Als Polizisten Kevin am 10. Oktober 2006 aus der Wohnung des Ziehvaters holen wollen, weist dieser den Beamten mit einer stummen Geste den Weg zum Kühlschrank. Als Kevin gefunden wurde, war er schon Monate tot. Was in den letzten Wochen seines Lebens geschah, bleibt im Dunkeln. Doch die Obduktion lässt die Qualen und Schmerzen erahnen. An der Leiche werden rund zwei Dutzend Knochenbrüche festgestellt, ältere an Armen und Beinen, ein Schädelbruch und Verletzungen im Genitalbereich. Kurz vor dem Tod entstanden weitere Brüche, unter anderem eine Durchtrennung des Oberschenkelknochens.
"Kevin könnte noch leben"
"Kevin könnte noch leben, wenn man gehandelt hätte", hatte der damalige Ausschuss bilanziert. Der Amtsvormund des Jungen musste damals 240 bis 270 Kinder betreuen. Der zuständige Sozialarbeiter verließ sich auf Angaben Dritter. Nach dem Tod der drogenabhängigen Mutter blieb der Junge bei seinem nicht leiblichen Vater, obwohl es Hinweise auf Missbrauch gab. Der Mann wird wegen Körperverletzung mit Todesfolge und Misshandlung von Schutzbefohlenen zu zehn Jahren Haft und der Einweisung in eine Entziehungsanstalt verurteilt.
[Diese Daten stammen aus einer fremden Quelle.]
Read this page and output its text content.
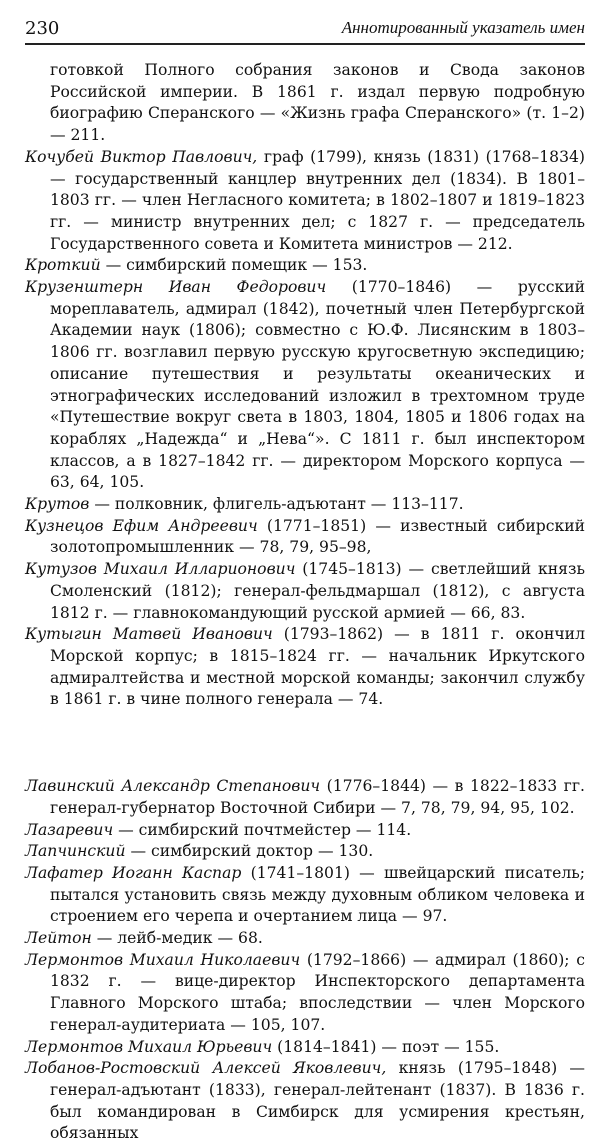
230	Аннотированный указатель имен

готовкой Полного собрания законов и Свода законов Российской империи. В 1861 г. издал первую подробную биографию Сперанского — «Жизнь графа Сперанского» (т. 1–2) — 211.

Кочубей Виктор Павлович, граф (1799), князь (1831) (1768–1834) — государственный канцлер внутренних дел (1834). В 1801–1803 гг. — член Негласного комитета; в 1802–1807 и 1819–1823 гг. — министр внутренних дел; с 1827 г. — председатель Государственного совета и Комитета министров — 212.

Кроткий — симбирский помещик — 153.

Крузенштерн Иван Федорович (1770–1846) — русский мореплаватель, адмирал (1842), почетный член Петербургской Академии наук (1806); совместно с Ю.Ф. Лисянским в 1803–1806 гг. возглавил первую русскую кругосветную экспедицию; описание путешествия и результаты океанических и этнографических исследований изложил в трехтомном труде «Путешествие вокруг света в 1803, 1804, 1805 и 1806 годах на кораблях „Надежда“ и „Нева“». С 1811 г. был инспектором классов, а в 1827–1842 гг. — директором Морского корпуса — 63, 64, 105.

Крутов — полковник, флигель-адъютант — 113–117.

Кузнецов Ефим Андреевич (1771–1851) — известный сибирский золотопромышленник — 78, 79, 95–98,

Кутузов Михаил Илларионович (1745–1813) — светлейший князь Смоленский (1812); генерал-фельдмаршал (1812), с августа 1812 г. — главнокомандующий русской армией — 66, 83.

Кутыгин Матвей Иванович (1793–1862) — в 1811 г. окончил Морской корпус; в 1815–1824 гг. — начальник Иркутского адмиралтейства и местной морской команды; закончил службу в 1861 г. в чине полного генерала — 74.

Лавинский Александр Степанович (1776–1844) — в 1822–1833 гг. генерал-губернатор Восточной Сибири — 7, 78, 79, 94, 95, 102.

Лазаревич — симбирский почтмейстер — 114.

Лапчинский — симбирский доктор — 130.

Лафатер Иоганн Каспар (1741–1801) — швейцарский писатель; пытался установить связь между духовным обликом человека и строением его черепа и очертанием лица — 97.

Лейтон — лейб-медик — 68.

Лермонтов Михаил Николаевич (1792–1866) — адмирал (1860); с 1832 г. — вице-директор Инспекторского департамента Главного Морского штаба; впоследствии — член Морского генерал-аудитериата — 105, 107.

Лермонтов Михаил Юрьевич (1814–1841) — поэт — 155.

Лобанов-Ростовский Алексей Яковлевич, князь (1795–1848) — генерал-адъютант (1833), генерал-лейтенант (1837). В 1836 г. был командирован в Симбирск для усмирения крестьян, обязанных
Er soll nach Polizei-Angaben nach dem Leichenfund gesagt haben: "Das Jugendamt trifft keine Schuld, ich bin das Schwein."
Ein Amtsvormund betreut nach einer bundesweiten Reform der Vormundschaft 2011 nach Angaben eines Sprechers von Bremens Sozialsenatorin Anja Stahmann (Grüne) heute weniger als 50 Kinder. Bremen hat nach der Tragödie immer wieder auf die Wichtigkeit des Kinderschutzes hingewiesen. Das Schicksal Kevins wurde in der Hansestadt für viele zum Alptraum. "Kinder müssen sich darauf verlassen können, dass der Staat sie schützt", sagte der damalige Regierungschef Jens Böhrnsen (SPD).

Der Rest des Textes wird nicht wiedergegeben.